When Krishnamurti came to India in November 1985, he was in his ninety-first year. He had returned, in the words of a friend, to 'say goodbye'. Despite his terminal illness, he visited the Rajghat School in Varanasi, the Rishi Valley School in Andhra Pradesh, and Vasanta Vihar in Madras (now Chennai) to give public talks and participate in the discussions with all the vigour and passionate concern of the previous sixty years of his working life. In his last talk, at Vasanta Vihar, he inquired into the origin of life and said: 'Creation is something that is most holy, that is the most sacred thing in life, and if you have made a mess of your life, change it. Change it today, not tomorrow.'
First published in 1988, two years after Krishnamurti's death, THE LAST TALKS is now being brought out as an Expanded Edition, with four additional chapters.
J. Krishnamurti (1895-1986) is regarded as one of the greatest philosophers and religious teachers of all time. For more than sixty years he travelled the world over, giving talks and holding dialogues, not as a guru but as a friend. His teachings are not based on book knowledge and theories, and therefore they communicate directly to anyone seeking answers to the present world crisis as well as to the eternal problems of human existence.

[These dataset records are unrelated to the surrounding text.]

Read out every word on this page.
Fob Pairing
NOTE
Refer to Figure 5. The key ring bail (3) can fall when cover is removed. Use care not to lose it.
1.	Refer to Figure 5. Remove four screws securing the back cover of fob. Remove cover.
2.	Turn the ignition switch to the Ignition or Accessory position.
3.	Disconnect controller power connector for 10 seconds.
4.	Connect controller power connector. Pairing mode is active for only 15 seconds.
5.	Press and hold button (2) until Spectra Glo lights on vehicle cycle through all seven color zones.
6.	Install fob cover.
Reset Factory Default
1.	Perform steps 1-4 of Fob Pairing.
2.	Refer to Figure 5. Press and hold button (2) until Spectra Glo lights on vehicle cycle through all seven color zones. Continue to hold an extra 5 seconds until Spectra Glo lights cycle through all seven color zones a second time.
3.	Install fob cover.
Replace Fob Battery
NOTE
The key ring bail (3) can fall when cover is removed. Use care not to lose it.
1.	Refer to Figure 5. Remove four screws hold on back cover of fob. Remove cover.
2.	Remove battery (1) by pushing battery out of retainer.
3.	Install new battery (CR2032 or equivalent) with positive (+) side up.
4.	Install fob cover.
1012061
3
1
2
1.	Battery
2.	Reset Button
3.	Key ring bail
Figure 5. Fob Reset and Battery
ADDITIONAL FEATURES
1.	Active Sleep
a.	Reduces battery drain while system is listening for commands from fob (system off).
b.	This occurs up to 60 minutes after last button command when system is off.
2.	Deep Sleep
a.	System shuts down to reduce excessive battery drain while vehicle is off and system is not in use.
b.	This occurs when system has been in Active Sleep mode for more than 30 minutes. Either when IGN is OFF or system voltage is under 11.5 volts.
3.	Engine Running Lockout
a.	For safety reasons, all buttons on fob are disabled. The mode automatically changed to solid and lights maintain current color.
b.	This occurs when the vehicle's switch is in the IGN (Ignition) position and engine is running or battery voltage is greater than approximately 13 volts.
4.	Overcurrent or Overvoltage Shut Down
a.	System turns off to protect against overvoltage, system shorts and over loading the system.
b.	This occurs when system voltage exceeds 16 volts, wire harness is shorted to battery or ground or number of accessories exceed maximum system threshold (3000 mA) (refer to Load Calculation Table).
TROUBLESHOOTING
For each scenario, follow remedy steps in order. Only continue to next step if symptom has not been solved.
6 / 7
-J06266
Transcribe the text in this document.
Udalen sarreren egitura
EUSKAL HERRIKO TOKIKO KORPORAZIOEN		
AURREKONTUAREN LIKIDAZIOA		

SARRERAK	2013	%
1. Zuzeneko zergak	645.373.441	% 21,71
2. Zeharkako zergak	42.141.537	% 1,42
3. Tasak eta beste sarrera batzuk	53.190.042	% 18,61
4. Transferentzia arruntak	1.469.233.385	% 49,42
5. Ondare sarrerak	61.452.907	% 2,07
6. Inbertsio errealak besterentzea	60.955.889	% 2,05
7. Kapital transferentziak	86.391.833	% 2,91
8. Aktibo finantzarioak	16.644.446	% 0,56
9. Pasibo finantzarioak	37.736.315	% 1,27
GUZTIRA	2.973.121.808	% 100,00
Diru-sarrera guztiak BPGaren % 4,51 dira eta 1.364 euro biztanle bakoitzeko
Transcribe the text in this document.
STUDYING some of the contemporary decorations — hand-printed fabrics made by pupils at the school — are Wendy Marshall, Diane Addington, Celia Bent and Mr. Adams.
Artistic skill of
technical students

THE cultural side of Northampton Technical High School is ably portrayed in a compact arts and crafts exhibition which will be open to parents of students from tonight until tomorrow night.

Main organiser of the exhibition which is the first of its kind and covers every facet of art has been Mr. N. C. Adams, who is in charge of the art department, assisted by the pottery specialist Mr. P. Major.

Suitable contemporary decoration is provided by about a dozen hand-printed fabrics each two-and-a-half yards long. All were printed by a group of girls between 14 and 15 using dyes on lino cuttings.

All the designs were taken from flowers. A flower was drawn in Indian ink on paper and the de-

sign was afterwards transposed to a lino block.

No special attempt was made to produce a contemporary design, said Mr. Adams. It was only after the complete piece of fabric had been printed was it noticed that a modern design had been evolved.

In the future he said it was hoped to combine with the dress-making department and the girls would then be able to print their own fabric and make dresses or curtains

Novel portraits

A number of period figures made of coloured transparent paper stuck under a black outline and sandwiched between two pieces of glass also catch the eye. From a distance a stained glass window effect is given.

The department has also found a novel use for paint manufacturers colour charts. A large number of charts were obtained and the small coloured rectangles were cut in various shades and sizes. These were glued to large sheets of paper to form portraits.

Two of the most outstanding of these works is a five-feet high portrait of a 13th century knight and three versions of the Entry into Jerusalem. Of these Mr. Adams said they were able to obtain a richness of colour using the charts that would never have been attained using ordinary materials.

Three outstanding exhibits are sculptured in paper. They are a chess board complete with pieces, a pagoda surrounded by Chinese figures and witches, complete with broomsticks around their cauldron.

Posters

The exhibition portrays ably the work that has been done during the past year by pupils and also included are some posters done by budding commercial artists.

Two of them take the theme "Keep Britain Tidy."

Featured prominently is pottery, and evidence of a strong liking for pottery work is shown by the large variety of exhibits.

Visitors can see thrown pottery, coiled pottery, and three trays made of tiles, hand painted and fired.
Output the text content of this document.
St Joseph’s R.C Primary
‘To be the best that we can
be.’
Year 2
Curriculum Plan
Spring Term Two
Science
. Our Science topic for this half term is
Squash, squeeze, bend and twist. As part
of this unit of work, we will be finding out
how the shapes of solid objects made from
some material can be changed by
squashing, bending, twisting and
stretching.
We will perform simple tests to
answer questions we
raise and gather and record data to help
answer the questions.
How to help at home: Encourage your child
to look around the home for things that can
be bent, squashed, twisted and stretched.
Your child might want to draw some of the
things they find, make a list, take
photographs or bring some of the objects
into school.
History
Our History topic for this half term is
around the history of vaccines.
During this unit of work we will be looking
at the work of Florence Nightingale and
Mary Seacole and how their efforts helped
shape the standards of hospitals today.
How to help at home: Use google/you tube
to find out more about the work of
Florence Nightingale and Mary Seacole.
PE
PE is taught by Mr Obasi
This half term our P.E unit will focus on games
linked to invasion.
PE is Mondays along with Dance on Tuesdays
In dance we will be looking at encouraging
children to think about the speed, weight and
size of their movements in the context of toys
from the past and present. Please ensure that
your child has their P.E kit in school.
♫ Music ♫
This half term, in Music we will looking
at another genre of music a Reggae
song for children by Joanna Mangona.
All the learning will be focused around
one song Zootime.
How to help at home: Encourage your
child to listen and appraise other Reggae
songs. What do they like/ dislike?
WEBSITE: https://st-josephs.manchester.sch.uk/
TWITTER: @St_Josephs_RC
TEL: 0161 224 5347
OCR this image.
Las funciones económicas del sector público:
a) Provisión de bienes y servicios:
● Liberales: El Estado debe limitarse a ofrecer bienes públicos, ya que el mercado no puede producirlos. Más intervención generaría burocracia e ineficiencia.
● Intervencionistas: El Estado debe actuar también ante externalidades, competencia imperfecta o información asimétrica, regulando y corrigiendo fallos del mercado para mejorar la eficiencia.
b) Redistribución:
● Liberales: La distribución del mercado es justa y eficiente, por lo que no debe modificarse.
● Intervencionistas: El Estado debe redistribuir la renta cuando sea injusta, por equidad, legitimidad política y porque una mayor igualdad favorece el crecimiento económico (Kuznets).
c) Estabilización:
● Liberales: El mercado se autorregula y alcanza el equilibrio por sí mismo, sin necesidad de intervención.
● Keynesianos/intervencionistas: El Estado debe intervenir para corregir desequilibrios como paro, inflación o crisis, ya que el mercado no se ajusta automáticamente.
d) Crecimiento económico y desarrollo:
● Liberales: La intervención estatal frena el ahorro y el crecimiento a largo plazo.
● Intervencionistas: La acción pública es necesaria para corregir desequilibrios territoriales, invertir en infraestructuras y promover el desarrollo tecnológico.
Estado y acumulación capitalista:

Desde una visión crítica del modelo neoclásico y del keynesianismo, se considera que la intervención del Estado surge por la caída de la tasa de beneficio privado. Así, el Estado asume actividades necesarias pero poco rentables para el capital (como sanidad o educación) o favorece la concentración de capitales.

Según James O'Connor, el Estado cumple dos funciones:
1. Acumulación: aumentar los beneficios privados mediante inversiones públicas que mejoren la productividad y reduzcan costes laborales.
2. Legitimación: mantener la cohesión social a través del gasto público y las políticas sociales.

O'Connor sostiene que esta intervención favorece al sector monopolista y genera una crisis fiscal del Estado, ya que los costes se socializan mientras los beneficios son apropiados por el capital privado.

THIS BOOK WAS first published in 1988 in Great Britain by Victor Gollancz Ltd., and in the USA by Harper & Row, under the title The Future is Now. In India it was published by Krishnamurti Foundation India as The Last Talks. This is the second and revised edition of the book, which includes the following four events that had been left out of the first edition:
The First and Third Discussion with the teachers of Rishi Valley School.
The First Educational Conference in Rishi Valley School.
The First Public Talk in Madras.
IT WAS KRISHNAMURTI'S last journey to India. He had already stated at Saanen, Switzerland, that there would not be any more talks there; and he had written to a friend:
We have had the most marvellous four days of weather, sunny every day, and the valley is telling us goodbye.